Es steht ohne Zweifel fest, dass in vielen Fällen die Unabhängigkeit von Transportunternehmen oder Verbünden zu effizienten und kreativen Lösungen führt. In bestimmten Fällen macht die Vielfalt jedoch wenig Sinn. Ein Beispiel ist das Register für Schwarzfahrer, für welches das Parlament vor zwei Jahren die Rechtsgrundlage geschaffen hat. Der Verband öffentlicher Verkehr (VöV) setzt sich für eine schweizweite Lösung ein, doch erhält er nur wenig Unterstützung, da verschiedene Transportunternehmen an ihren eigenen, isolierten Registern festhalten. Selbst wenn der VöV in einiger Zeit ein schweizweites Register schaffen wird, bleibt es allen Transportunternehmen frei, sich daran zu beteiligen oder auch nicht. Das ist weder effizient noch wirksam.

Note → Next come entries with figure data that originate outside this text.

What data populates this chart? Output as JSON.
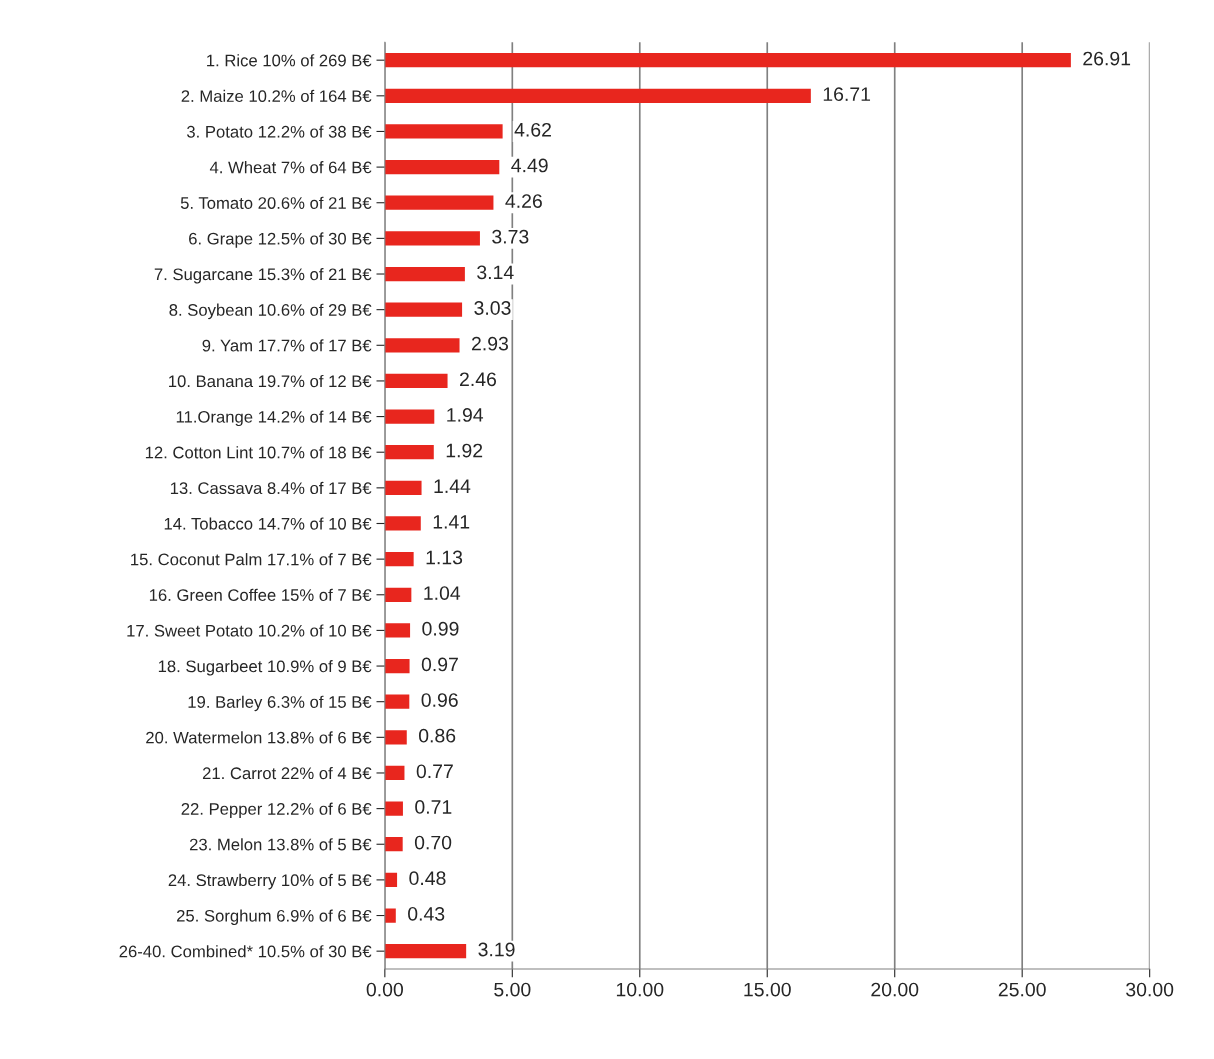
{
  "chart_data": {
    "type": "bar",
    "orientation": "horizontal",
    "categories": [
      "1. Rice 10% of 269 B€",
      "2. Maize 10.2% of 164 B€",
      "3. Potato 12.2% of 38 B€",
      "4. Wheat 7% of 64 B€",
      "5. Tomato 20.6% of 21 B€",
      "6. Grape 12.5% of 30 B€",
      "7. Sugarcane 15.3% of 21 B€",
      "8. Soybean 10.6% of 29 B€",
      "9. Yam 17.7% of 17 B€",
      "10. Banana 19.7% of 12 B€",
      "11.Orange 14.2% of 14 B€",
      "12. Cotton Lint 10.7% of 18 B€",
      "13. Cassava 8.4% of 17 B€",
      "14. Tobacco 14.7% of 10 B€",
      "15. Coconut Palm 17.1% of 7 B€",
      "16. Green Coffee 15% of 7 B€",
      "17. Sweet Potato 10.2% of 10 B€",
      "18. Sugarbeet 10.9% of 9 B€",
      "19. Barley 6.3% of 15 B€",
      "20. Watermelon 13.8% of 6 B€",
      "21. Carrot 22% of 4 B€",
      "22. Pepper 12.2% of 6 B€",
      "23. Melon 13.8% of 5 B€",
      "24. Strawberry 10% of 5 B€",
      "25. Sorghum 6.9% of 6 B€",
      "26-40. Combined* 10.5% of 30 B€"
    ],
    "values": [
      26.91,
      16.71,
      4.62,
      4.49,
      4.26,
      3.73,
      3.14,
      3.03,
      2.93,
      2.46,
      1.94,
      1.92,
      1.44,
      1.41,
      1.13,
      1.04,
      0.99,
      0.97,
      0.96,
      0.86,
      0.77,
      0.71,
      0.7,
      0.48,
      0.43,
      3.19
    ],
    "value_labels": [
      "26.91",
      "16.71",
      "4.62",
      "4.49",
      "4.26",
      "3.73",
      "3.14",
      "3.03",
      "2.93",
      "2.46",
      "1.94",
      "1.92",
      "1.44",
      "1.41",
      "1.13",
      "1.04",
      "0.99",
      "0.97",
      "0.96",
      "0.86",
      "0.77",
      "0.71",
      "0.70",
      "0.48",
      "0.43",
      "3.19"
    ],
    "color": "#e8261e",
    "xlim": [
      0,
      30
    ],
    "xticks": [
      {
        "value": 0,
        "label": "0.00"
      },
      {
        "value": 5,
        "label": "5.00"
      },
      {
        "value": 10,
        "label": "10.00"
      },
      {
        "value": 15,
        "label": "15.00"
      },
      {
        "value": 20,
        "label": "20.00"
      },
      {
        "value": 25,
        "label": "25.00"
      },
      {
        "value": 30,
        "label": "30.00"
      }
    ],
    "grid": "x",
    "legend": false
  }
}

Damit alle einfacher reisen können

Optimierungspotenzial ist auch anderswo vorhanden: Jugendliche, welche ein "Gleis 7"-Abo gelöst haben, müssen bei jeder Fahrt überprüfen, ob das Transportunternehmen das Abo anerkennt. Für Kinder und Jugendliche gelten in einzelnen Verbünden unterschiedliche Altersgrenzen bzw. Ermässigungen. Zusätzlich gibt es Abweichungen bei der Geltungsdauer derselben Fahrausweisen (z.B. Tageskarten). Immer wieder zu Problemen führt die Frage, inwieweit Zonen-Fahrausweise bei Fahrten in Schnellzügen angerechnet werden können. Und schliesslich müssen Hundebesitzer vor Fahrtbeginn prüfen, ob sie für ihren Hund ein Billet lösen müssen. Heute kann je nach Reise das Gewicht, die Grösse oder gar die Reiseart (Schoss, Korb) ausschlaggebend sein. Insgesamt gibt es in der Schweizer öV-Welt tausende von verschiedenen Fahrausweisarten. Bisher hat es die öV-Branche nicht geschafft, ihr Sortiment zu straffen und zu vereinheitlichen.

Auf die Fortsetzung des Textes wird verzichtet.